In einem der gelungensten Aufsätze des lesenswerten Bandes befasst sich Chr. Voigt-Goy mit der Reformationsdeutung des Kirchenhistorikers G. J. Planck (283–297). Er macht deutlich, dass unter den für Planck maßgeblichen epistemologischen Bedingungen die Deutung der Reformation nicht mehr einfach von deren eigenen normativen Prämissen her erfolgen konnte. Planck versucht, durch die psychologisierende Aufarbeitung von Selbstzeugnissen der Reformatoren Erkenntnisse zu gewinnen (286 f. u. ö.). Das führt ihn auf die, auch vor der eigenen religiösen Deutungstradition nicht haltmachende, Individualität und Kontingenz des Geschichtli­chen, die nicht nur gegen den orthodoxen Lehrbegriff, sondern auch gegen Kants aprioristischen Rekonstruktionsversuch der protestantischen Lehrüberlieferung (289 f.) geltend gemacht wird. Die altprotestantischen Lehrbildungen und -streitigkeiten können we­der sachlich noch methodisch für die theologische Theoriebildung unter den erkenntnistheoretischen Bedingungen der Aufklärung leitend sein. Aus dieser Einsicht heraus versucht Planck, die normativ relevanten Aspekte der Reformation durch Herausarbeitung bestimmter Entwicklungen und der sie tragenden Personen zu verdeutlichen. Das gilt vor allem für Person und Werk Melan­chthons, dem Planck die größte Affinität einerseits zu den wirklichen Intentionen Luthers, aber auch zu Anliegen der späteren Aufklärung zuschreibt (293–295).
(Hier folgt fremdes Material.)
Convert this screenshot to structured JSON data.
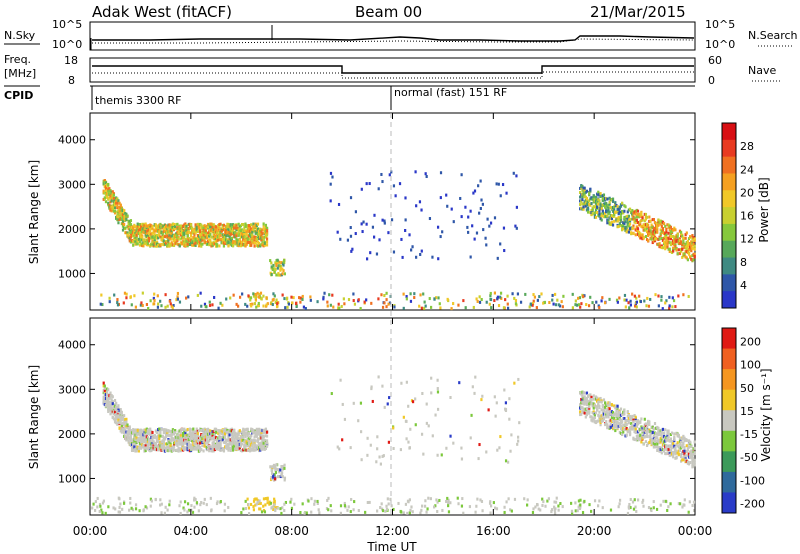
{
  "header": {
    "station": "Adak West (fitACF)",
    "beam": "Beam 00",
    "date": "21/Mar/2015"
  },
  "top_panels": {
    "noise_left_label": "N.Sky",
    "noise_right_label": "N.Search",
    "noise_left_ticks": [
      "10^5",
      "10^0"
    ],
    "noise_right_ticks": [
      "10^5",
      "10^0"
    ],
    "freq_label_line1": "Freq.",
    "freq_label_line2": "[MHz]",
    "freq_ticks": [
      "18",
      "8"
    ],
    "nave_label": "Nave",
    "nave_ticks": [
      "60",
      "0"
    ],
    "cpid_label": "CPID",
    "cpid_left": "themis 3300 RF",
    "cpid_right": "normal (fast) 151 RF"
  },
  "x_axis": {
    "label": "Time UT",
    "ticks": [
      "00:00",
      "04:00",
      "08:00",
      "12:00",
      "16:00",
      "20:00",
      "00:00"
    ]
  },
  "chart_data": [
    {
      "type": "heatmap",
      "title": "",
      "xlabel": "Time UT",
      "ylabel": "Slant Range [km]",
      "xlim": [
        0,
        24
      ],
      "ylim": [
        180,
        4600
      ],
      "yticks": [
        "1000",
        "2000",
        "3000",
        "4000"
      ],
      "colorbar": {
        "label": "Power [dB]",
        "ticks": [
          "4",
          "8",
          "12",
          "16",
          "20",
          "24",
          "28"
        ],
        "colors": [
          "#2a37c8",
          "#2f57a8",
          "#3f8a82",
          "#57a85a",
          "#86c83c",
          "#c8d030",
          "#f0c828",
          "#f5a020",
          "#f07020",
          "#e83a20",
          "#d80f14"
        ]
      }
    },
    {
      "type": "heatmap",
      "title": "",
      "xlabel": "Time UT",
      "ylabel": "Slant Range [km]",
      "xlim": [
        0,
        24
      ],
      "ylim": [
        180,
        4600
      ],
      "yticks": [
        "1000",
        "2000",
        "3000",
        "4000"
      ],
      "colorbar": {
        "label": "Velocity [m s⁻¹]",
        "ticks": [
          "200",
          "100",
          "50",
          "15",
          "-15",
          "-50",
          "-100",
          "-200"
        ],
        "colors": [
          "#2a3cc8",
          "#2f6a9c",
          "#3c9a5a",
          "#7cc83c",
          "#c8c8c0",
          "#f0c828",
          "#f59620",
          "#f06020",
          "#e01a14"
        ]
      }
    }
  ]
}
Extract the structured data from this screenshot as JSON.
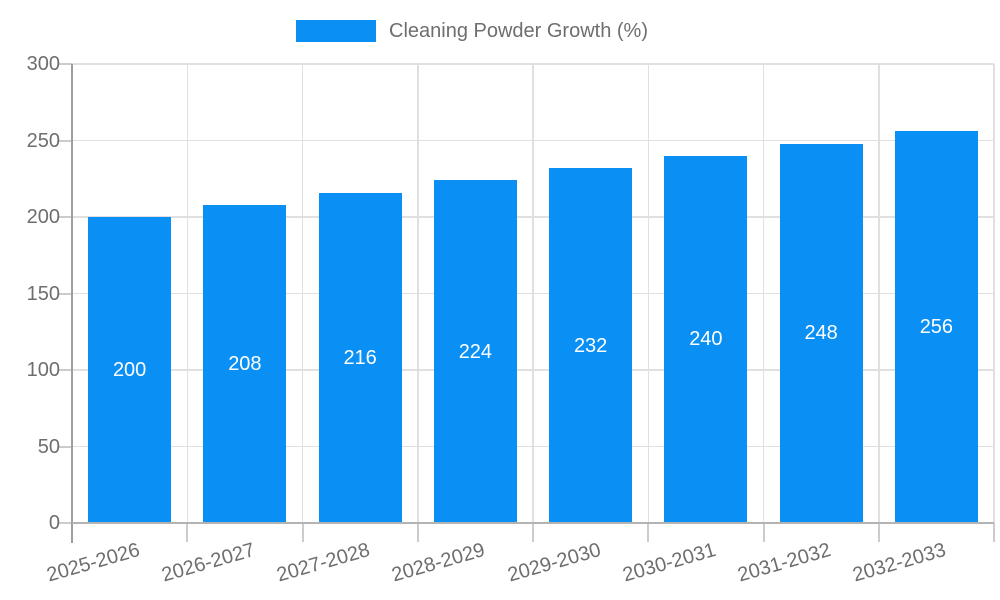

Allerdings ist Melanchthon als Vollender der lutherischen Reformation nicht akzeptiert worden (294), weswegen die Reformation im Sinne Melanchthons von Planck als Aufgabe verstanden worden ist, der sich der aufgeklärte Protes­tantismus anzunehmen habe (295). Damit wird die Reformation nun nicht mehr als objektiv-normatives Ereignis, sondern als Beginn einer Denkbewegung verstanden, die in immer neuen Bemühungen eine jeweilige Synthese aus Christentum und Gegenwart hervorzubringen sich bemüht. Pluralität und Unabgeschlossenheit sind Merkmale des in mancher Hinsicht von Planck mit auf den Weg gebrachten modern-protestantischen Lehrtypus (296).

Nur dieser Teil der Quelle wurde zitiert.